I haven’t met a single person that disagrees with the idea that women do not respect weak men, but I’ve met plenty of people that teach vulnerability as emoting about the ways in which you are weak. This is quite perplexing.

Being the curious individual that I am, I couldn’t help but pose this paradox when I came across someone who claimed to be a “Cristian Marriage Counselor.” I was told that stating this as a paradox was subscribing to a “worldview” and that as Christians we are called to look past worldviews.

Let’s talk about the idea of a worldview for a moment:

“All truth is God’s truth” – St. Augustine

As far as I can tell, the structure of reality is because God made it so. Therefore; there are things that a true and things that are not. The criticism that something is a worldview since you don’t agree with the idea does not hold water in this light. The idea of a worldviews in general doesn’t seem like a beneficial lens to view anything through. It also doesn’t seems Biblical or “Christian,” which is quite ironic given the nature of the criticism.

What is the truth of the matter? Is the circuit in out hindbrains that causes us to gain or lose respect for someone there for a reason? Could that reason be that the function of that circuit is to detect of difference between what a person is and what a person could be, a delta between what is and the ideal.

If Jesus is a manifestation of the transcendent ideal (the idea that his life was a model for you to follow by walking in his footsteps), it would be very beneficial if others around you had innate circuits that could identify that potential and bring that potential out of you.

Is that what a competency hierarchy is? Is that what the primitive hindbrain processes involved with mate selection do? Are they there to identify how you could be better so that you can be better?

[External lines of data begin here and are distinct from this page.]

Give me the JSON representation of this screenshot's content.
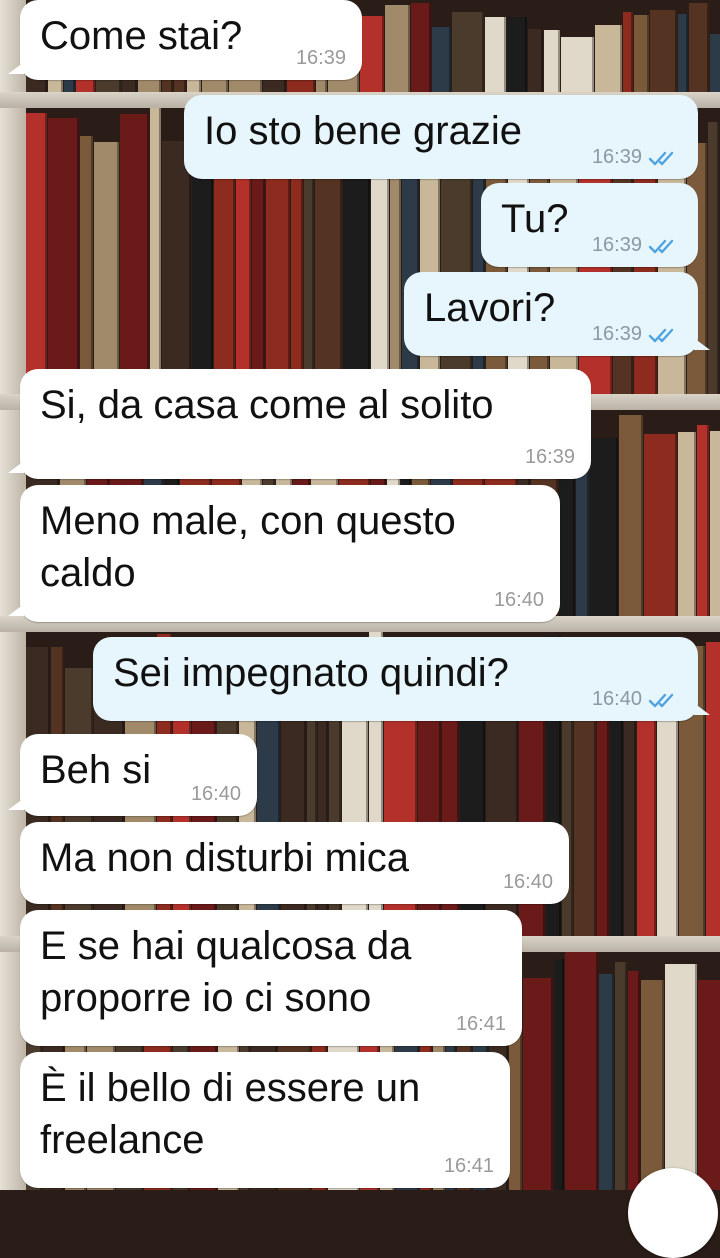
{
  "colors": {
    "incoming_bubble": "#ffffff",
    "outgoing_bubble": "#e7f6fc",
    "read_ticks": "#4fa3e0",
    "timestamp": "#9a9a9a"
  },
  "messages": [
    {
      "direction": "in",
      "text": "Come stai?",
      "time": "16:39"
    },
    {
      "direction": "out",
      "text": "Io sto bene grazie",
      "time": "16:39",
      "status": "read"
    },
    {
      "direction": "out",
      "text": "Tu?",
      "time": "16:39",
      "status": "read"
    },
    {
      "direction": "out",
      "text": "Lavori?",
      "time": "16:39",
      "status": "read"
    },
    {
      "direction": "in",
      "text": "Si, da casa come al solito",
      "time": "16:39"
    },
    {
      "direction": "in",
      "text": "Meno male, con questo\ncaldo",
      "time": "16:40"
    },
    {
      "direction": "out",
      "text": "Sei impegnato quindi?",
      "time": "16:40",
      "status": "read"
    },
    {
      "direction": "in",
      "text": "Beh si",
      "time": "16:40"
    },
    {
      "direction": "in",
      "text": "Ma non disturbi mica",
      "time": "16:40"
    },
    {
      "direction": "in",
      "text": "E se hai qualcosa da\nproporre io ci sono",
      "time": "16:41"
    },
    {
      "direction": "in",
      "text": "È il bello di essere un\nfreelance",
      "time": "16:41"
    }
  ],
  "icons": {
    "read_status": "double-check-icon",
    "scroll_button": "scroll-down-icon"
  }
}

One thing that Christianity gets right, but I don’t know many individual Christians that make this realization, is that the highest possible good for you is also the highest possible good for everyone else. The best version of you contributes most to the whole in every way.

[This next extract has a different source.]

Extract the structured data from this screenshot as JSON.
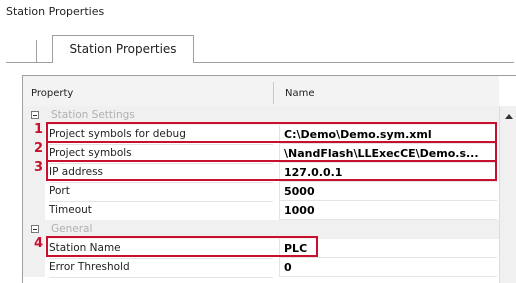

People understand this on some level since the new age church goers commonly says things like “in order to pour out to others, you need an abundant overflow.”

Now, back to vulnerability:

It seems that it’s a good thing to be and remain attractive to your partner. It seems reasonable that the most attractive thing is that which is closest to the ideal. Weakness is far from the ideal.

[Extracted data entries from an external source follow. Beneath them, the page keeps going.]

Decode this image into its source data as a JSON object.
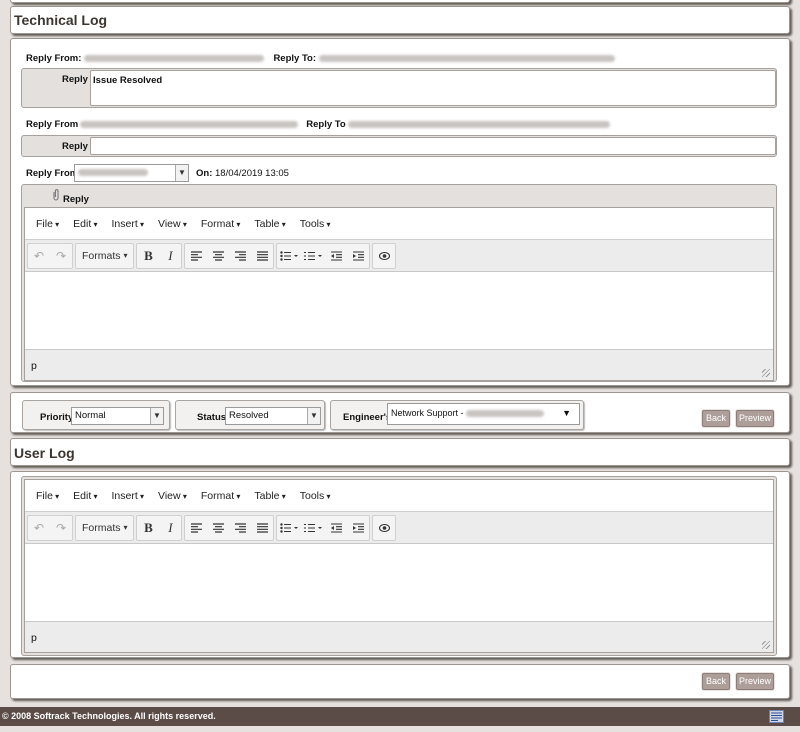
{
  "technical_log": {
    "title": "Technical Log",
    "entry1": {
      "from_label": "Reply From:",
      "to_label": "Reply To:",
      "reply_label": "Reply",
      "reply_text": "Issue Resolved"
    },
    "entry2": {
      "from_label": "Reply From",
      "to_label": "Reply To",
      "reply_label": "Reply",
      "reply_text": ""
    },
    "form": {
      "from_label": "Reply From:",
      "on_label": "On:",
      "on_value": "18/04/2019 13:05",
      "reply_label": "Reply"
    }
  },
  "editor": {
    "menus": [
      "File",
      "Edit",
      "Insert",
      "View",
      "Format",
      "Table",
      "Tools"
    ],
    "formats_label": "Formats",
    "path": "p"
  },
  "fields": {
    "priority_label": "Priority",
    "priority_value": "Normal",
    "status_label": "Status",
    "status_value": "Resolved",
    "engineer_label": "Engineer's",
    "engineer_value": "Network Support -"
  },
  "buttons": {
    "back": "Back",
    "preview": "Preview"
  },
  "user_log": {
    "title": "User Log"
  },
  "footer": {
    "copyright": "© 2008  Softrack Technologies. All rights reserved."
  }
}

Are we fed that being vulnerable is emoting in a display of weakness? This is the path to a deeper relation ship?

What seems obvious to me, as a man, is that opposite of anything beneficial is an emotional display of weakness. Pop psychology, that prioritizes the feminine primary mode of being and presents it as the correct mode of being, is not doing us any good.

Dr. Jordan Peterson has made the claim that “the most vulnerable thing you can do is trust another human being.” He goes on to explain malicious intent from those you trust (betrayal) are the things that absolutely destroy people to the degrees that you might not recover from.

Tom Bilyeu speaks about the idea of radical honesty when addressing how to earn your own respect. If you’re radically honest, there’s nothing weak about that. Truth seems paramount.

Is truly trusting someone and practicing radical honesty vulnerable?

To answer this, I’ll pull from the dictionary of terms that Peterson is fond of. If you behave as if God exists, i.e. living out scripture as truth, you have voluntary accepted suffering and therefore transcended it (bear your cross). [INSERT THE SEROM ON THE MOUNT HERE].

The mathematical formula for risk is as follows: risk = threat X vulnerability

What are we risking, what is the threat, what is vulnerability. Is there vulnerability if you have truly transcended suffering?

If you behave in a manor in which you wrestle with god, contending with the divine, and you are close to the ideal, there’s not much left to put in that equation.

It doesn’t seem obvious that an emotional display of weakness, “being vulnerable”, and the like are actually keys to a good relationship. Instead, it seems as if those ideas may be peripheral issues that distract us from realizing our full potential individually and in relationships. The focus is wrong, potentially detrimental, and seems to consistently do more harm than good.